Observed mating between the species suggests biting plays an element and that mating occurs repeatedly. Behavioral observations include the male biting the female until it can get a firm grasp and subsequently wraps its body around the female for copulation. After copulation, the male releases his bite and both separate.

===Egg-laying===
The chain catshark prefers vertical structures for egg deposition and always deposits eggs in pairs. The interval between pairs of eggs ranges from a few minutes to 8 days. Development rates average 1 mm diameter per 7.7 days although temperature has also been seen to affect follicle development.

===Sperm storage and egg cases===
The female chain catshark is able to store sperm and lay eggs several days after initial copulation. The shark has been known to store sperm up to 843 days although, there are some circumstances of poor egg development in eggs laid later. It is suggested that this could be due to a number of factors including, senescence, low sperm viability, or water quality factors.

Egg cases found in the oviduct are soft, pale yellow and translucent. They also feature two coiled tendrils, a key adaptation which allows snagging on rocks or man made structures, providing grounding and safety. When deposited, they become hardened and become dark amber with white bands.

Developing Scyliorhinus retifer embryos

===Embryos===
Embryos take 8–12 months to develop due to temperature variations in the environment.

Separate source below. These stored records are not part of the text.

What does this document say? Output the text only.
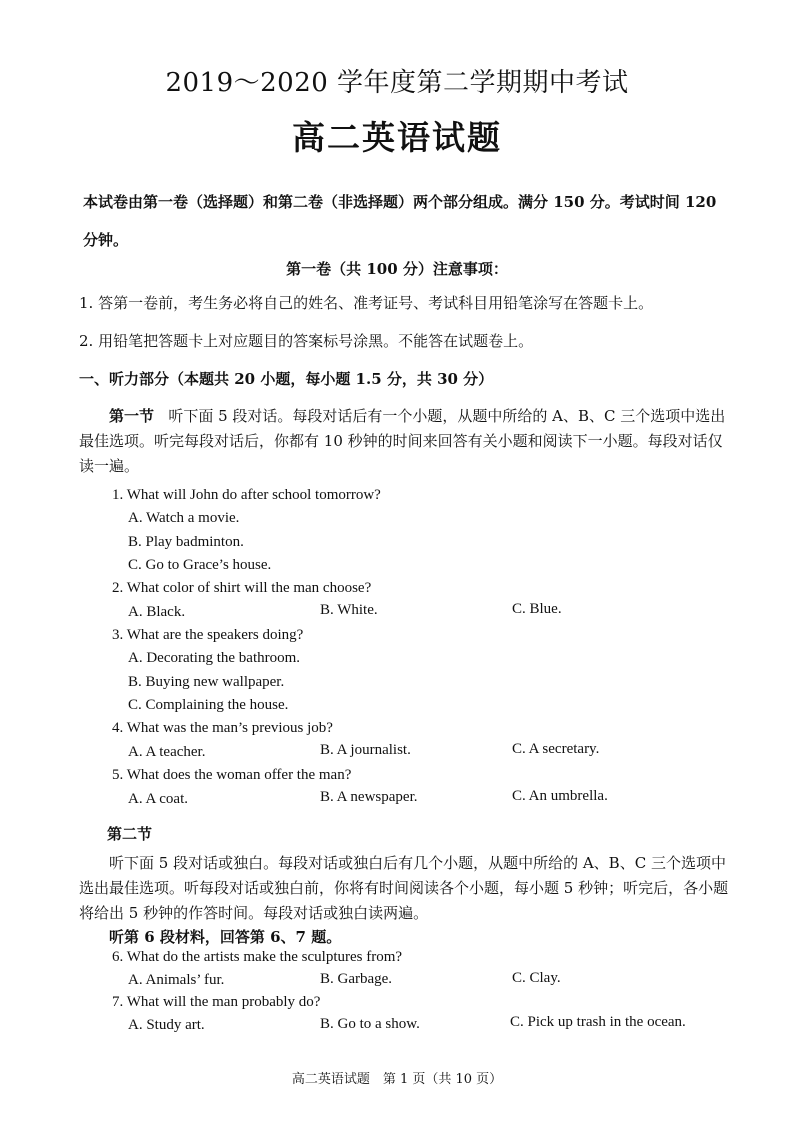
2019～2020 学年度第二学期期中考试
高二英语试题
本试卷由第一卷（选择题）和第二卷（非选择题）两个部分组成。满分 150 分。考试时间 120 分钟。
第一卷（共 100 分）注意事项：
1. 答第一卷前，考生务必将自己的姓名、准考证号、考试科目用铅笔涂写在答题卡上。
2. 用铅笔把答题卡上对应题目的答案标号涂黑。不能答在试题卷上。
一、听力部分（本题共 20 小题，每小题 1.5 分，共 30 分）
第一节 听下面 5 段对话。每段对话后有一个小题，从题中所给的 A、B、C 三个选项中选出最佳选项。听完每段对话后，你都有 10 秒钟的时间来回答有关小题和阅读下一小题。每段对话仅读一遍。
1. What will John do after school tomorrow?
A. Watch a movie.
B. Play badminton.
C. Go to Grace’s house.
2. What color of shirt will the man choose?
A. Black.	B. White.	C. Blue.
3. What are the speakers doing?
A. Decorating the bathroom.
B. Buying new wallpaper.
C. Complaining the house.
4. What was the man’s previous job?
A. A teacher.	B. A journalist.	C. A secretary.
5. What does the woman offer the man?
A. A coat.	B. A newspaper.	C. An umbrella.
第二节
听下面 5 段对话或独白。每段对话或独白后有几个小题，从题中所给的 A、B、C 三个选项中选出最佳选项。听每段对话或独白前，你将有时间阅读各个小题，每小题 5 秒钟；听完后，各小题将给出 5 秒钟的作答时间。每段对话或独白读两遍。
听第 6 段材料，回答第 6、7 题。
6. What do the artists make the sculptures from?
A. Animals’ fur.	B. Garbage.	C. Clay.
7. What will the man probably do?
A. Study art.	B. Go to a show.	C. Pick up trash in the ocean.
高二英语试题　第 1 页（共 10 页）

The catshark lays eggs in their blastodisc form. The following exhibits a typical developmental timeline (measurements are embryo length):

- 10 mm – it has well-defined gill arches and has a thin ventral finfold
- 21 mm – dorsal and pelvic fin buds appear
- 33 mm – embryo has protruding eyes and well-developed gill filaments
- 43 mm – it has lost its translucency and develops slits in the egg case, allowing fluid exchange from surrounding seawater and the interior
- 58 mm – the finfold starts to decay
- 66 mm – the finfold and gill filaments are reduced or absent
- 74 mm – external appearance is complete but yolk sac is still being absorbed
- 100-110 mm – hatching

==Fluorescence==
The chain catshark is one of four elasmobranch species shown to possesses biofluorescent properties. The researchers of the study examined the vision of Scyliorhinus retifer using microspectrophotometry and designed a "shark-eye" camera that yielded contrast information on areas where fluorescence is anatomically distributed on the shark. The repeated evolution of biofluorescence in elasmobranchs, coupled with a visual adaptation to detect it; and evidence that biofluorescence creates greater luminosity contrast with the surrounding background, highlights the potential importance of biofluorescence in elasmobranch behavior and biology. The key fluorescent pigments in the chain catshark and the swell shark are a set of brominated kynurenine compounds that appear to be synthesized by the kynurenine pathway starting from 6-bromo-tryptophan. The biochemical origin of 6-bromo-tryptophan in these species is not known.

==Relationship with humans==
The chain catshark is not currently fished for human consumption.

The chain catshark has been described as "gorgeous", and this, combined with its small size, makes it a popular cold-water aquarium fish. It is frequently displayed and bred at public aquariums. Research in shark behavior, including reproduction, has been done in chain catsharks kept in public aquariums or laboratories.